THE winner in Saturday's byelection was the party that didn't stand. The Liberals stood back to watch as Labor and the Greens fractured the alliance that is the alternative to them, with neither winning a real victory.
Labor held the seat, and with it came the end of the era when the Greens could expect preferences to favour them. Yet at the end of counting on Saturday night, Labor's vote was down 2.3 per cent on first preferences, and 4.8 per cent on the two-party-preferred vote. Melbourne was a safe Labor seat for 100 years, yet on Saturday Labor won just a third of the vote.
The Greens' vote rose by 4 to 5 per cent on both measures, but they lost again in an election they had expected to win. The results confirmed that preferences are now working against them. Without preferences, the Greens will not win lower house seats in future. Without seats, they will lose momentum. Without momentum, they will revert to the fringes.
It was a weird result. As of Saturday night, only 66 per cent of the voters had cast a vote, and 8.5 per cent of those were informal. In 2010, 84 per cent of Melbourne's electors cast a formal vote; this time, it will be around 64 per cent. One can assume that most of the absent 20 per cent would have voted Liberal: so had the Liberals stood, Labor's vote would have been lower still.

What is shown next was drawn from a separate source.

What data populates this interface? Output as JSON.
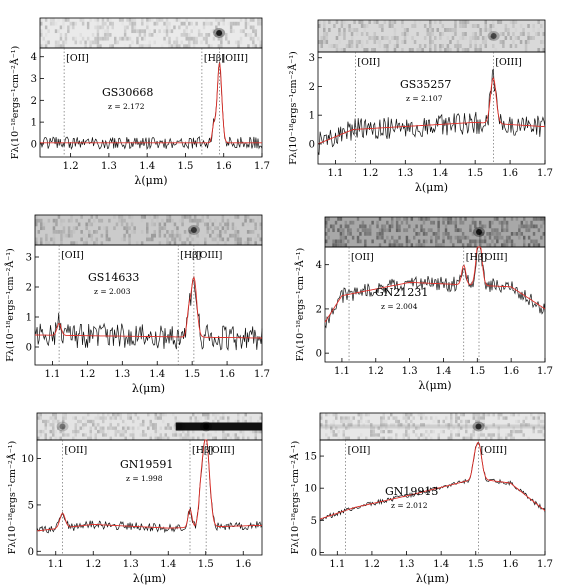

The Liberals must have been left chuckling when NSW Right powerbroker Sam Dastyari attacked the Greens his government's partners as loopy extremists akin to One Nation. The only thing voters can conclude from that is that the Labor-Greens alliance is a mismatch of enemies, an unstable partnership bound to fail.

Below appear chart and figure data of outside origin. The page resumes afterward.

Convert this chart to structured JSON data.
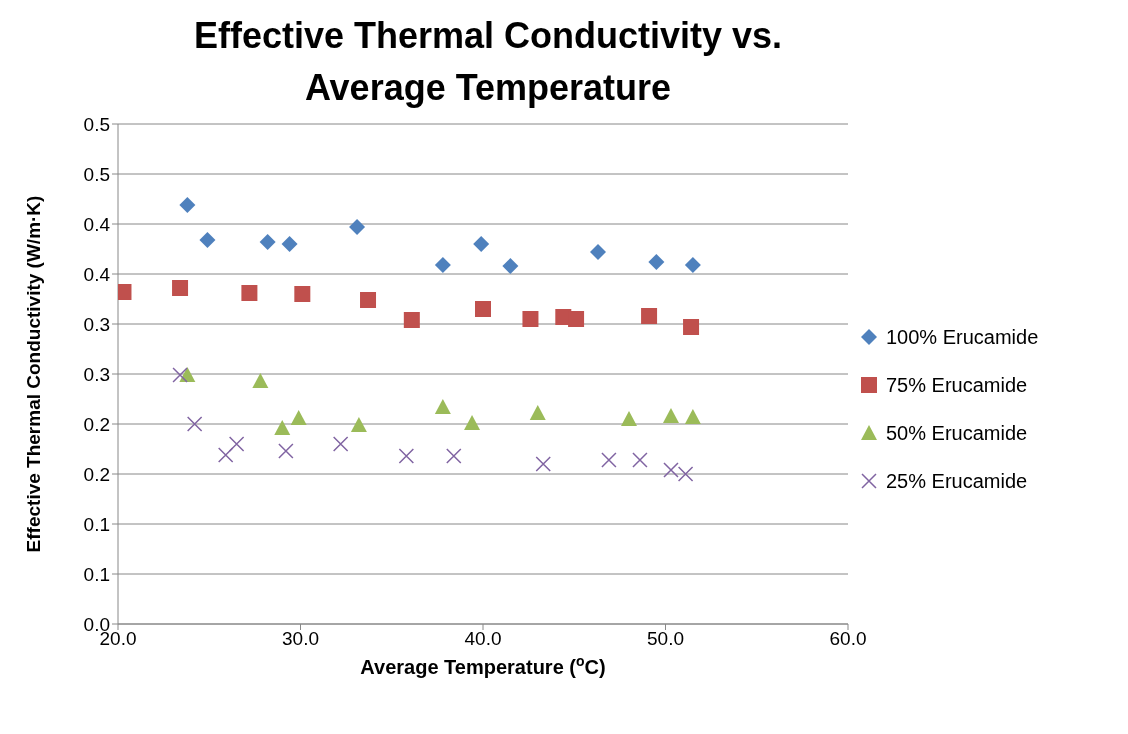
{
  "chart_data": {
    "type": "scatter",
    "title": "Effective Thermal Conductivity vs. Average Temperature",
    "xlabel": "Average Temperature ($^{o}$C)",
    "ylabel": "Effective Thermal Conductivity (W/m·K)",
    "xlim": [
      20,
      60
    ],
    "xticks": [
      {
        "value": 20,
        "label": "20.0"
      },
      {
        "value": 30,
        "label": "30.0"
      },
      {
        "value": 40,
        "label": "40.0"
      },
      {
        "value": 50,
        "label": "50.0"
      },
      {
        "value": 60,
        "label": "60.0"
      }
    ],
    "ylim": [
      0,
      0.5
    ],
    "yticks": [
      {
        "value": 0,
        "label": "0.0"
      },
      {
        "value": 0.05,
        "label": "0.1"
      },
      {
        "value": 0.1,
        "label": "0.1"
      },
      {
        "value": 0.15,
        "label": "0.2"
      },
      {
        "value": 0.2,
        "label": "0.2"
      },
      {
        "value": 0.25,
        "label": "0.3"
      },
      {
        "value": 0.3,
        "label": "0.3"
      },
      {
        "value": 0.35,
        "label": "0.4"
      },
      {
        "value": 0.4,
        "label": "0.4"
      },
      {
        "value": 0.45,
        "label": "0.5"
      },
      {
        "value": 0.5,
        "label": "0.5"
      }
    ],
    "grid": "y",
    "legend": "right",
    "series": [
      {
        "name": "100% Erucamide",
        "color": "#4f81bd",
        "marker": "diamond",
        "x": [
          23.8,
          24.9,
          28.2,
          29.4,
          33.1,
          37.8,
          39.9,
          41.5,
          46.3,
          49.5,
          51.5
        ],
        "values": [
          0.419,
          0.384,
          0.382,
          0.38,
          0.397,
          0.359,
          0.38,
          0.358,
          0.372,
          0.362,
          0.359
        ]
      },
      {
        "name": "75% Erucamide",
        "color": "#c0504d",
        "marker": "square",
        "x": [
          20.3,
          23.4,
          27.2,
          30.1,
          33.7,
          36.1,
          40.0,
          42.6,
          44.4,
          45.1,
          49.1,
          51.4
        ],
        "values": [
          0.332,
          0.336,
          0.331,
          0.33,
          0.324,
          0.304,
          0.315,
          0.305,
          0.307,
          0.305,
          0.308,
          0.297
        ]
      },
      {
        "name": "50% Erucamide",
        "color": "#9bbb59",
        "marker": "triangle",
        "x": [
          23.8,
          27.8,
          29.0,
          29.9,
          33.2,
          37.8,
          39.4,
          43.0,
          48.0,
          50.3,
          51.5
        ],
        "values": [
          0.249,
          0.243,
          0.196,
          0.206,
          0.199,
          0.217,
          0.201,
          0.211,
          0.205,
          0.208,
          0.207
        ]
      },
      {
        "name": "25% Erucamide",
        "color": "#8064a2",
        "marker": "cross",
        "x": [
          23.4,
          24.2,
          25.9,
          26.5,
          29.2,
          32.2,
          35.8,
          38.4,
          43.3,
          46.9,
          48.6,
          50.3,
          51.1
        ],
        "values": [
          0.249,
          0.2,
          0.169,
          0.18,
          0.173,
          0.18,
          0.168,
          0.168,
          0.16,
          0.164,
          0.164,
          0.154,
          0.15
        ]
      }
    ]
  }
}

All three parties need to step back and take a look at how they relate to each other. The Liberals dominate the federal scene, but their lead is brittle when the polls show half their own supporters want Malcolm Turnbull to replace Tony Abbott as leader. And while Ted Baillieu may have no plausible rival, his own polls are worrying for a first-term government that should be on its honeymoon.

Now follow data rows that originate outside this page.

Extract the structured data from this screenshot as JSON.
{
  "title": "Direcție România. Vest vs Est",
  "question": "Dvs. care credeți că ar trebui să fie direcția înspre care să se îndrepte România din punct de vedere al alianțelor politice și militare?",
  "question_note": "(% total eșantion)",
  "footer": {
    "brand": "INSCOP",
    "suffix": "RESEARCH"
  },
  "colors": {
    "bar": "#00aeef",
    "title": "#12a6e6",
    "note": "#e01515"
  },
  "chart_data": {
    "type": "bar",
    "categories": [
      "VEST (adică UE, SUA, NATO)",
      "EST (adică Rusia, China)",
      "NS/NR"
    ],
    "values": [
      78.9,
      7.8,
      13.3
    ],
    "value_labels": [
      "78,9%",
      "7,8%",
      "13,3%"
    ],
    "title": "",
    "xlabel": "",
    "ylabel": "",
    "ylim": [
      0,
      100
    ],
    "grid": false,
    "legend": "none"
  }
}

Baillieu has enemies to the left and right, but fewer friends than he deserves when his government is mostly making sensible decisions. A prime example is its decision to reopen New Street, one of Brighton's main roads, by installing relatively cheap boom gates. It rejected the two bad options: to leave a main road closed, as Labor did, or to put in an expensive underpass, as some locals wanted. You just wish it would apply the same common sense by revisiting its excessive TAFE cuts and scrapping its wasteful policy to put two security guards on every railway station.
But, of course, Labor and the Greens can't praise any decision by the Baillieu government, because we seem to have a new rule that oppositions must oppose virtually everything a government does. The only Gillard government policy that Abbott supports is to send soldiers to fight in Afghanistan.
My thesis is that Australia, and Victoria, cannot afford the degree of political partisanship we now have. The centre needs to be strengthened. In reality, most of us agree on most things. We need political structures that reflect that.
There will always be partisanship: politics is a contact sport. But we need to create a second avenue, in which big long-term issues are dealt with on a bipartisan (or all-party) basis, so that business has certainty about future policy frameworks and can plan investments accordingly.
Last week I wrote on the impasse on infrastructure investment. We want better roads and public transport, but, egged on by whoever is in opposition, we oppose every means of paying for them: higher taxes, higher debt or user charges such as road tolls.
Past governments dealt with this by handing such issues to all-party committees to resolve on the understanding that they suspend hostilities on the issue and work for a joint decision, rather than split on party lines. It offers oppositions a partial share of power, so that decisions with big consequences are made by weighing up long-term costs and benefits, not short-term political ones.
Climate change is another issue on which a bipartisan approach is needed. Whatever system we adopt to tackle it, it will work only if business can trust future governments to honour commitments made by the current one.
The Liberal Party supported a carbon price under John Howard, Brendan Nelson and Turnbull as leaders. Climate change requires a long-term bipartisan policy so business can invest with confidence that the goalposts will not be moved. Kevin Rudd wasted his opportunity by trying to use the issue to divide the Liberals, ultimately causing his own downfall.
Australia deserves better. We won't get it from Abbott, who is partisan to the core. We won't get it from Gillard or Rudd either. But we could get it from Baillieu and Daniel Andrews. They could show the next generation of Australian political leaders the benefits of taking some big, politically difficult issues out of partisan politics to get the decision right.
Where would the Greens fit into this? In Tasmania and the ACT, they are working well in coalition or partnership with Labor governments, and accept compromise as normal. In Victoria, they seem to stand alone. Should they be islands of purity, or build bridges to become part of the main game?
Their model should be Germany where the Green "realos" (realists) wrested control from the "fundis" (fundamentalists) to became part of the Schroeder government which transformed the country and form state governments with both sides. Compromise is not a dirty word.